Stigma can be amplified in youth. It can interfere with education, employment, relationships and health habits, resulting in negative consequences that have the potential to persist for the rest of their lives.2 Nearly 60 percent of youth under the age of 25 who received treatment for a mental illness reported facing stigma, a much higher rate than any other age group.3

What can you do?

The best way to reduce stigma is to encourage age-appropriate exposure to people with lived experience of mental illness. Contact-based education (i.e. having youth interact with someone living with a mental illness) delivered over multiple sessions has been found to positively change attitudes and behaviours among peers towards those living with a menal illness.2

In addition, the language we use to discuss youth suicide can either promote recovery or add to the stigma.4 Language that instills understanding and a non-judgmental viewpoint offers hope to grieving family and community members, who may be reluctant to reach out for help due to stigma.4 Explore the table below to consider what terms are appropriate and what terms should be avoided:5

Avoid Use
  • Committed suicide: This term dates back to the Middle Ages when suicide was illegal and sinful.

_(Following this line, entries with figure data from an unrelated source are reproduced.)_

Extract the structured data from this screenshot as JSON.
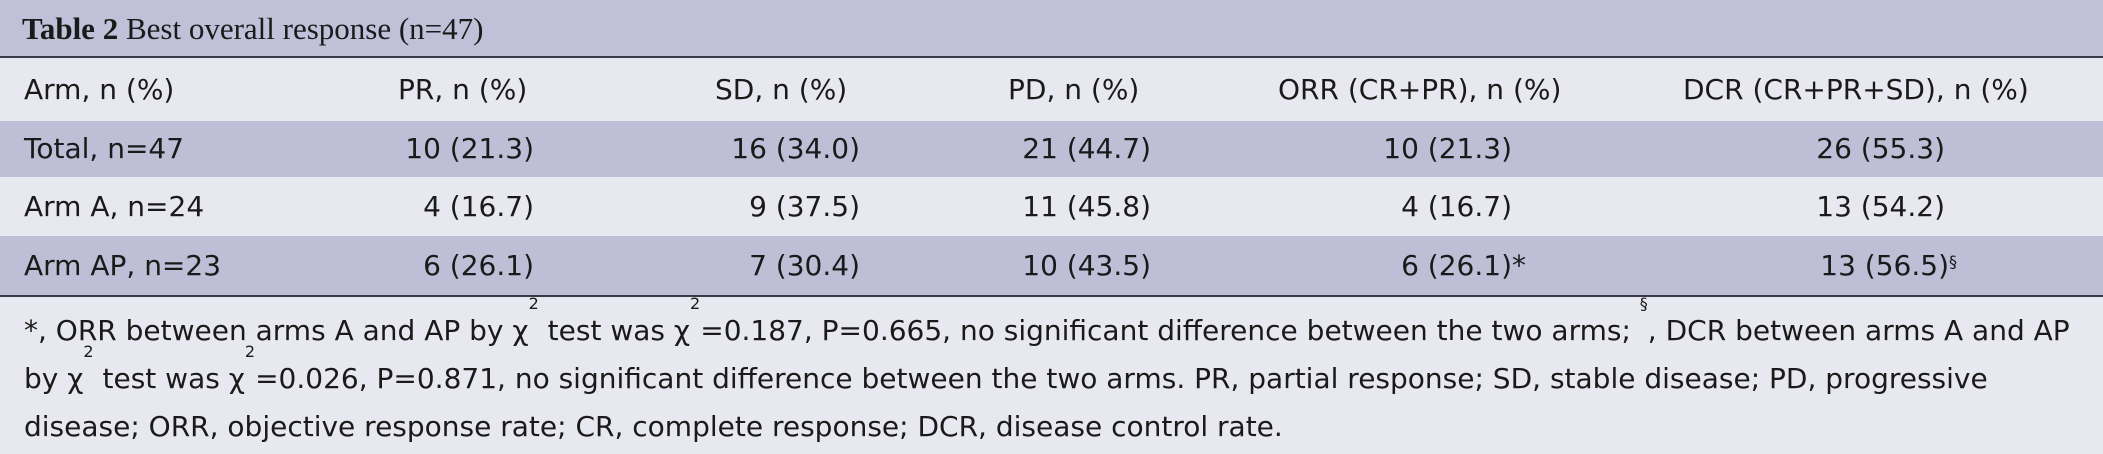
{
  "header": {
    "label": "Table 2",
    "title": "Best overall response (n=47)"
  },
  "table": {
    "columns": [
      "Arm, n (%)",
      "PR, n (%)",
      "SD, n (%)",
      "PD, n (%)",
      "ORR (CR+PR), n (%)",
      "DCR (CR+PR+SD), n (%)"
    ],
    "rows": [
      [
        {
          "text": "Total, n=47"
        },
        {
          "text": "10 (21.3)"
        },
        {
          "text": "16 (34.0)"
        },
        {
          "text": "21 (44.7)"
        },
        {
          "text": "10 (21.3)"
        },
        {
          "text": "26 (55.3)"
        }
      ],
      [
        {
          "text": "Arm A, n=24"
        },
        {
          "text": "4 (16.7)"
        },
        {
          "text": "9 (37.5)"
        },
        {
          "text": "11 (45.8)"
        },
        {
          "text": "4 (16.7)"
        },
        {
          "text": "13 (54.2)"
        }
      ],
      [
        {
          "text": "Arm AP, n=23"
        },
        {
          "text": "6 (26.1)"
        },
        {
          "text": "7 (30.4)"
        },
        {
          "text": "10 (43.5)"
        },
        {
          "text": "6 (26.1)",
          "note": "*"
        },
        {
          "text": "13 (56.5)",
          "sup": "§"
        }
      ]
    ]
  },
  "footnote": [
    {
      "text": "*, ORR between arms A and AP by χ"
    },
    {
      "text": "2",
      "sup": true
    },
    {
      "text": " test was χ"
    },
    {
      "text": "2",
      "sup": true
    },
    {
      "text": "=0.187, P=0.665, no significant difference between the two arms; "
    },
    {
      "text": "§",
      "sup": true
    },
    {
      "text": ", DCR between arms A and AP by χ"
    },
    {
      "text": "2",
      "sup": true
    },
    {
      "text": " test was χ"
    },
    {
      "text": "2",
      "sup": true
    },
    {
      "text": "=0.026, P=0.871, no significant difference between the two arms. PR, partial response; SD, stable disease; PD, progressive disease; ORR, objective response rate; CR, complete response; DCR, disease control rate."
    }
  ]
}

This presents a particular problem today because it’s also used for criminal offences (e.g. homicide and assault) and suicide is no longer a criminal act in Canada.
  • Successful suicide or completed suicide: A suicide death is a tragedy, not a success.
  • Death by suicide, died by suicide or suicide death: These terms are non-judgmental and consistent with how other types of death are described (e.g. died from cancer, died in a car accident).
  • Failed, unsuccessful or incomplete suicide: These terms aren’t helpful or accurate because they imply that the person who attempted suicide is a failure. In reality, it gives the person the opportunity to get help and hope.
  • Non-fatal suicide, suicide attempt: These terms more accurately and appropriately reflect an attempt that doesn’t result in death.